La Bête humaine

La Bête humaine (paragraphe n°389)

Chapitre III

Comme il sortait de chez lui, en haut, au-dessus des salles d'attente, Roubaud avait trouvé la femme du caissier, madame Lebleu, immobile au milieu du couloir central, sur lequel donnaient les logements des employés. Depuis des semaines, cette dame se relevait la nuit, pour guetter mademoiselle Guichon, la buraliste, qu'elle soupçonnait d'une intrigue avec le chef de gare, monsieur Dabadie. D'ailleurs, elle n'avait jamais surpris la moindre chose, pas une ombre, pas un souffle. Et, ce matin-là encore, elle était vite rentrée chez elle, ne rapportant que l'étonnement d'avoir aperçu, chez les Roubaud, pendantles trois secondes mises par le mari à ouvrir et à refermer la porte, la femme debout dans la salle à manger, la belle Séverine déjà vêtue, peignée, chaussée, elle qui d'habitude traînait au lit jusqu'à neuf heures.
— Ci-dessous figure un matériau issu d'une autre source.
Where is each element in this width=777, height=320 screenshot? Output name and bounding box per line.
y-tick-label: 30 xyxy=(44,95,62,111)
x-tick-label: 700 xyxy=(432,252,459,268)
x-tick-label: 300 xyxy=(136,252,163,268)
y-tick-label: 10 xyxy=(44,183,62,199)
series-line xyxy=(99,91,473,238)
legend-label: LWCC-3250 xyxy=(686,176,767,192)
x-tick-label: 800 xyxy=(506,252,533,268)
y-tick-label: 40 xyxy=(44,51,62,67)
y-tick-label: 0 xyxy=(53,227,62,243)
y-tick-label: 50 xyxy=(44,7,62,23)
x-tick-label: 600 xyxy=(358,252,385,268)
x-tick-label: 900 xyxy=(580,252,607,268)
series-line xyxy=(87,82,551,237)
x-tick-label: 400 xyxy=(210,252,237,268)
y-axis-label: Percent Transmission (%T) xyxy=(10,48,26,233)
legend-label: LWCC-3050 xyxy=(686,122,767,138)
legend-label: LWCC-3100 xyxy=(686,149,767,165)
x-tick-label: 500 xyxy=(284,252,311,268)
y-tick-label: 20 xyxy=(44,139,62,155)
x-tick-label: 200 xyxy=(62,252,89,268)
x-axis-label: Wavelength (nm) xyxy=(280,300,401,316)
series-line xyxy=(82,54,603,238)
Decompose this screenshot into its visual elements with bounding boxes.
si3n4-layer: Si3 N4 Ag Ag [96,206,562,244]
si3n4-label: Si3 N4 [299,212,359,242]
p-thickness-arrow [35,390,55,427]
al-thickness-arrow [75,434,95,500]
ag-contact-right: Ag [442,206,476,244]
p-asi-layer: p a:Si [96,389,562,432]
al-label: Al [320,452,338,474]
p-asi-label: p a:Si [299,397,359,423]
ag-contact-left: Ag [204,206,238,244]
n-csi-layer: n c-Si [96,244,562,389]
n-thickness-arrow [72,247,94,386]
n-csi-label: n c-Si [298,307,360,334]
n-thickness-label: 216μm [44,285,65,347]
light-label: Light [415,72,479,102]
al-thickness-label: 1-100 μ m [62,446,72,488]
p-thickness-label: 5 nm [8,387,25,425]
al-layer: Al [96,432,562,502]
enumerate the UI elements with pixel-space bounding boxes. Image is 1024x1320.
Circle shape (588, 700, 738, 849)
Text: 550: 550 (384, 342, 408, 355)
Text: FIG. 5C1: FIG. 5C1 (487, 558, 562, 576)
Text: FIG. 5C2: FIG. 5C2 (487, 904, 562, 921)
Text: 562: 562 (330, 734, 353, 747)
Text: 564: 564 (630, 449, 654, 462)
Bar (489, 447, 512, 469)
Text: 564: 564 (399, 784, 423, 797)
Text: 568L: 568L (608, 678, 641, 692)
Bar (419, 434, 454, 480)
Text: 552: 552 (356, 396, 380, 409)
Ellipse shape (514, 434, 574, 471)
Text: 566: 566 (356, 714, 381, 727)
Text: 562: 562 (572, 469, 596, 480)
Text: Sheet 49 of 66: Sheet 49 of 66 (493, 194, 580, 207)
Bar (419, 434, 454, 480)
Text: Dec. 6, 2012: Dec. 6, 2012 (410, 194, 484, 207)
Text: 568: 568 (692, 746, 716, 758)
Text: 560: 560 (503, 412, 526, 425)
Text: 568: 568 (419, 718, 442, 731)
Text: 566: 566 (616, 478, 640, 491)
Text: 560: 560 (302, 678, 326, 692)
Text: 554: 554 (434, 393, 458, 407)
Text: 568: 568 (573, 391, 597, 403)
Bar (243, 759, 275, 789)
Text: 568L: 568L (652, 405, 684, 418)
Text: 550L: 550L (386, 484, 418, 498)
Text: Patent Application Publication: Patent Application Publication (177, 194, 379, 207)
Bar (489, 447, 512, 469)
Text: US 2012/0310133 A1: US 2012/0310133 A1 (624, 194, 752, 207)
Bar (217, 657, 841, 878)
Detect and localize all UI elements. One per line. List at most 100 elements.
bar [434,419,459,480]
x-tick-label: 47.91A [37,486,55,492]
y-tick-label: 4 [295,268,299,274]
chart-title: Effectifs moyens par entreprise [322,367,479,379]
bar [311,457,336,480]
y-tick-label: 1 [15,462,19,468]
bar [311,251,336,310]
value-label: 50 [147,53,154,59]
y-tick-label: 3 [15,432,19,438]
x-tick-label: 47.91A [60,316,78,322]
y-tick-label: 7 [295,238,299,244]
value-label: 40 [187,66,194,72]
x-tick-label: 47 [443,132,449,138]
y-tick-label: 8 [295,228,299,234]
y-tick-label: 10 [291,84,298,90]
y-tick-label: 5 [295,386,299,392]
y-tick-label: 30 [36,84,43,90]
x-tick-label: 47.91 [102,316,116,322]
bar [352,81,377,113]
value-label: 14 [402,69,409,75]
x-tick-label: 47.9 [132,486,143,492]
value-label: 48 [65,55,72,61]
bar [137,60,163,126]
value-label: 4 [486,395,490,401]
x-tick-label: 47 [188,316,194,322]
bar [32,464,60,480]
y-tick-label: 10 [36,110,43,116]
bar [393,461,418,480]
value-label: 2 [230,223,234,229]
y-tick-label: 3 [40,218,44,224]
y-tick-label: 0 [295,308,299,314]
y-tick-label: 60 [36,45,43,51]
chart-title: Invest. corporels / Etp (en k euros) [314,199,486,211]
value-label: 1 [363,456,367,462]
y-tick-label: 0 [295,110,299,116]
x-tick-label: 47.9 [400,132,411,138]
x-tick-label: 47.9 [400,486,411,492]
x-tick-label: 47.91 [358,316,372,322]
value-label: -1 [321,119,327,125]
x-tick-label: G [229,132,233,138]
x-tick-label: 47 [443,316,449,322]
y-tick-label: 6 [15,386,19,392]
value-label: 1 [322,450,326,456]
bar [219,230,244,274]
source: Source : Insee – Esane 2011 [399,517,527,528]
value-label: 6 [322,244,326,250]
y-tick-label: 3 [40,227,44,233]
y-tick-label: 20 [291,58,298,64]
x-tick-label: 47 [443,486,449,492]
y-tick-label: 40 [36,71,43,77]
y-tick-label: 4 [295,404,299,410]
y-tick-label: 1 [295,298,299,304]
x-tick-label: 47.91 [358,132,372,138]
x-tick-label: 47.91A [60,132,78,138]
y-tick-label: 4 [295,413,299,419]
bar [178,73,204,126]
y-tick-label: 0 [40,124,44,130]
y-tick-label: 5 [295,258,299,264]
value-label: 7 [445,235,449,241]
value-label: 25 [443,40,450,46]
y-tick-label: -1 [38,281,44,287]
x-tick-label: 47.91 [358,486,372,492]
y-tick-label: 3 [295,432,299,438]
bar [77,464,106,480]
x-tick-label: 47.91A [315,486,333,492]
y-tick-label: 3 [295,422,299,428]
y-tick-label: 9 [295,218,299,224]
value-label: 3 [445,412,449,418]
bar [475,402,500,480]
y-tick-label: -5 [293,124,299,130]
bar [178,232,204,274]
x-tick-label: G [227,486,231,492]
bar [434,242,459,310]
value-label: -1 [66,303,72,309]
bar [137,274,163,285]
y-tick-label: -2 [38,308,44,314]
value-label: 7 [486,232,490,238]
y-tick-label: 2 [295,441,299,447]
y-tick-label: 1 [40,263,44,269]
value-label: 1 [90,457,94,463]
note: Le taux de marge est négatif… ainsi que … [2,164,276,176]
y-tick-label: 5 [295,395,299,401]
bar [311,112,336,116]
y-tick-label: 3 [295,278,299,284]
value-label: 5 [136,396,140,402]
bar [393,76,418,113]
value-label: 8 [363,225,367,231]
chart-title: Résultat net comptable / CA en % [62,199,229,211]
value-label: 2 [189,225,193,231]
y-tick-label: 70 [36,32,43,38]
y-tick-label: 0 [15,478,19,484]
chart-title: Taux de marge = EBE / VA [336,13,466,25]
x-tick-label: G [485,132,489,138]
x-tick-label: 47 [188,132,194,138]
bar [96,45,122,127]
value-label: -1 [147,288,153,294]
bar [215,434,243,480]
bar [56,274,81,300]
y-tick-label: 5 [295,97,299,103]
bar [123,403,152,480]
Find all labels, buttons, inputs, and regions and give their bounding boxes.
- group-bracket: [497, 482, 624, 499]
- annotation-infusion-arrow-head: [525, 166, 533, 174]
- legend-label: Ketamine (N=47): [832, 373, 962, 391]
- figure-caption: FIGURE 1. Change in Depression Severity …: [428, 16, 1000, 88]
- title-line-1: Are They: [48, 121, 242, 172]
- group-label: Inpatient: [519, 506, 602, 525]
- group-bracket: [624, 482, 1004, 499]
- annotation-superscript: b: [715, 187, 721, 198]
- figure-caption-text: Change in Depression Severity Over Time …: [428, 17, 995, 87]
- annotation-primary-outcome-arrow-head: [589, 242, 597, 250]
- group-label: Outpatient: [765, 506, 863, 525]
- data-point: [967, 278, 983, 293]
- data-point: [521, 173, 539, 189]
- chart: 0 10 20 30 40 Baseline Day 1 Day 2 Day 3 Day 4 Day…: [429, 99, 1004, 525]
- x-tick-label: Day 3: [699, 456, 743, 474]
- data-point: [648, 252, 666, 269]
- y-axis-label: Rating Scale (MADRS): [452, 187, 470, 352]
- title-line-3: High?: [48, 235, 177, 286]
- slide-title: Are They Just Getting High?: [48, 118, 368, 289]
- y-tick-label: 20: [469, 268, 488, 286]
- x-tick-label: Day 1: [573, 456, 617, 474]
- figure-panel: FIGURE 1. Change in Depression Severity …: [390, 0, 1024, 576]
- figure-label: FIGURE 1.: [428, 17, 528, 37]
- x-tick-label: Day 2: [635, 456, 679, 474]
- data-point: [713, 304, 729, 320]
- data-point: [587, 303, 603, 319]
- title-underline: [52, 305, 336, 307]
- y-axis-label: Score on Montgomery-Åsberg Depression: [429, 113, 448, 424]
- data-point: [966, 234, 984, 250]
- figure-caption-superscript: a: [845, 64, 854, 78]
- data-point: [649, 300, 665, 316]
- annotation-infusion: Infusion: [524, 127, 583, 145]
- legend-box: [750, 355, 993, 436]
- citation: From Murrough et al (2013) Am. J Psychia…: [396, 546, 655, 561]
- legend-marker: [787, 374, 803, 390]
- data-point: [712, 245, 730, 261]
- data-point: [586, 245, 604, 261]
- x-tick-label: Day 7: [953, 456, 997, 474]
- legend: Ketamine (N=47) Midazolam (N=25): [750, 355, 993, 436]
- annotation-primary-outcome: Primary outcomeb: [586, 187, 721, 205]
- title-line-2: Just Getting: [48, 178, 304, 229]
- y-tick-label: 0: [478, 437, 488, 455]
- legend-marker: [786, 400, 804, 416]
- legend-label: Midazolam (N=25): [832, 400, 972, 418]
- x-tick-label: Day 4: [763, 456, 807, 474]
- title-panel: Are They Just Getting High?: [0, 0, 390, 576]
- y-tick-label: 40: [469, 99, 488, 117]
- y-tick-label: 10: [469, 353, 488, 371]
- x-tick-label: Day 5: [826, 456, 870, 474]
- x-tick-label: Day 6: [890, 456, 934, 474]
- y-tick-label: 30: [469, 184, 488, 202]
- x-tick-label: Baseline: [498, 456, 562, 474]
Aussi, madame Lebleu avait-elle réveillé Lebleu, pour lui apprendre ce fait extraordinaire. La veille, ils ne s'étaient pas couchés avant l'arrivée de l'express de Paris, à onze heures cinq, brûlant de savoir ce qu'il advenait de l'histoire du sous-préfet. Mais ils n'avaient rien pu lire dans l'attitude des Roubaud, qui étaient revenus avec leur figure de tous les jours ; et, vainement, jusqu'à minuit, ils avaient tendu l'oreille : aucun bruit ne sortait de chez leurs voisins, ceux-ci devaient s'être endormis tout de suite, d'un profond sommeil. Certainement, leur voyage n'avait pas eu un bon résultat, sans quoi Séverine n'aurait pas été levée à une pareille heure. Le caissier ayant demandé quelle mine elle faisait, sa femme s'était efforcée de la dépeindre : très raide, très pâle, avec ses grands yeux bleus, si clairs sous ses cheveux noirs ; et pas un mouvement, l'air d'une somnambule. Enfin, on saurait bien à quoi s'en tenir, dans la journée.